Este 2 de mayo se celebra, por vigesimoquinta ocasión, el Día de la Astronomía. Teniendo como origen la iniciativa de Doug Berger, de la Asociación Astronómica del Norte de California, en Estados Unidos, el Día de la Astronomía se implantó como una fecha en la que esta ciencia fuese llevada al alcance de cualquier persona, mediante actividades como conferencias, observaciones públicas y exposiciones.
En el transcurso de los años, el acto ha pasado de nacional a internacional, con una fuerte participación de universidades, institutos astronómicos y el entusiasmo de grupos de aficionados. En nuestro país son escasas las noticias de actividades en torno de esa fecha, que normalmente se selecciona cada año entre abril y mayo, en un sábado próximo al primer cuarto lunar. Se pretende que la Luna esté presente como objeto de observación y que haya alta probabilidad de cielo despejado.
Dentro del muy nutrido listado de celebraciones del ``Día de... algo'' con que contamos en nuestro calendario, sería muy deseable incluir no sólo dicha celebración, sino crear días para todas las ramas científicas. Puedo argumentar en principio, en contra de la propuesta, que tales días para celebrar cualquier cosa no debieran existir, puesto que tendrían que ser conmemorados cada día del año como parte de la vivencia humana. Sin embargo, no la necesidad, sino la urgencia actual de propiciar una cultura científica y la experiencia que ello nos dejaría a los participantes, incita al experimento.

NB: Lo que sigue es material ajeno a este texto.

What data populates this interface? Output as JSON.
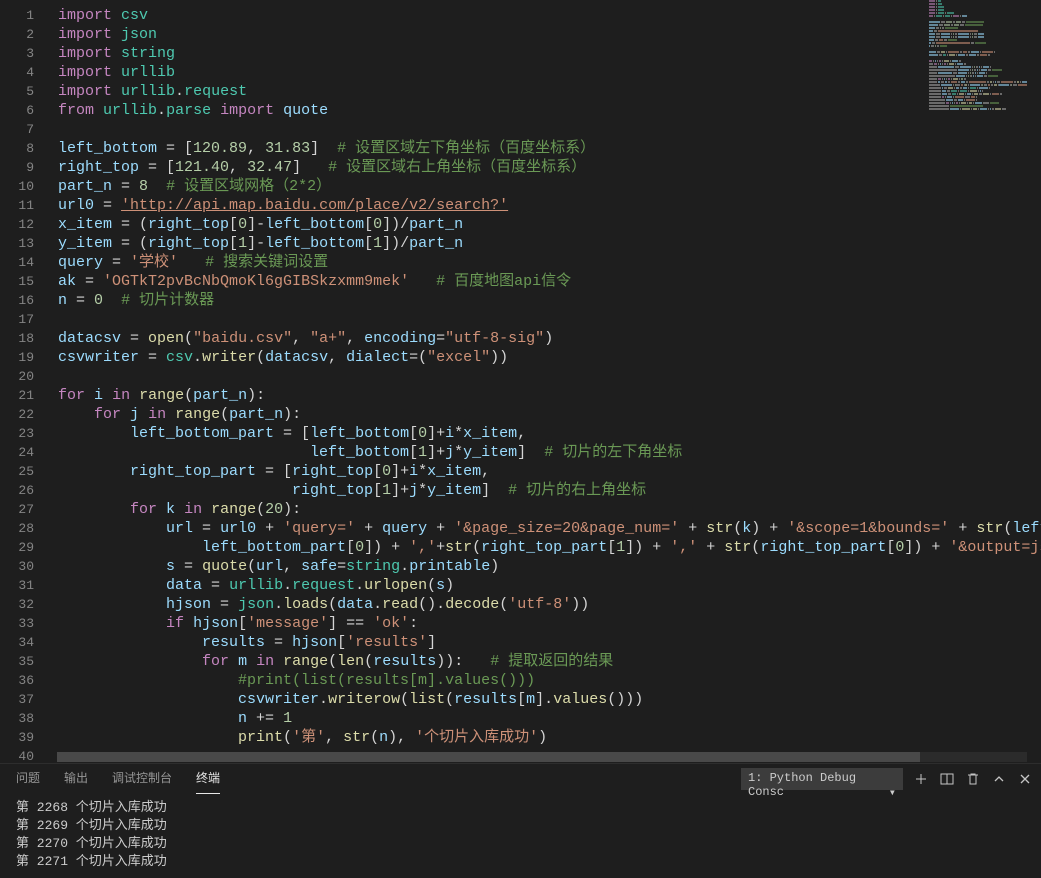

Tomo como referencia mi experiencia propia ante los actos del Día de la Astronomía, y debo declarar mi sorpresa ante el impacto que éstos tienen en la gente. Desde un niño que puede soñar en ser astrónomo o astronauta, hasta una ama de casa que, posteriormente, rebatirá la veracidad de una noticia sobre ovnis y extraterrestres al conocer, en breve charla con el astrónomo, lo complejo que es viajar entre las estrellas.
Es cierto que la astronomía, comparada con otras ciencias, es mucho más accesible. A su laboratorio, el cielo, tiene acceso cualquier persona. Por otra parte, la fascinación de la inmensidad y los orígenes de todo, hacen de esta ciencia, quizás, el vehículo más eficaz para interesarse en otras ciencias.
Pero, precisamente por ser otras ciencias menos accesibles, mucho más se justifica su salida de los laboratorios a las calles. Cualquier parque puede ser escenario ideal para instalar una mesa con microscopios, matraces o un láser y descubrir, ante los espectadores, lo que comúnmente ven, pero no miran.
Por otra parte, hay que añadir el impacto que tiene esa experiencia para aquellos que estamos involucrados en una disciplina científica, típicamente encerrados en un laboratorio o cubículo, absortos en la investigación o en las marañas de trámites burocráticos. Sabemos y podemos recordar que en una mayoría la inclinación hacia la ciencia se produjo ante una imagen, una experiencia en un museo, un contacto personal o una noticia. En el menor de los casos, por la enseñanza escolarizada.
Fuera del legado que dejemos como resultado de la investigación, no hay otra forma de incidir en la sociedad directamente sino transmitiendo la experiencia propia, y la presencia, al menos un día al año en la calle, puede tener en los jóvenes y niños una trascendencia mayor que un semestre o un año escolar. Una actitud científica, fundamentada en el maravilloso equilibrio entre el escepticismo y el asombro es deseable de transmitirse en las calles.
En relación con la educación para una independencia en el pensar, Albert Einstein decía en el otoño de 1952 (Mi visión del mundo, Tusquets Editores, 1997, p. 29): ``Estas cosas tan preciosas las logra el contacto personal entre la generación joven y los que enseñan, y no -al menos en lo fundamental- los libros de texto''.
Por eso, no estaría mal instituir los días para cada ciencia, al menos para empezar.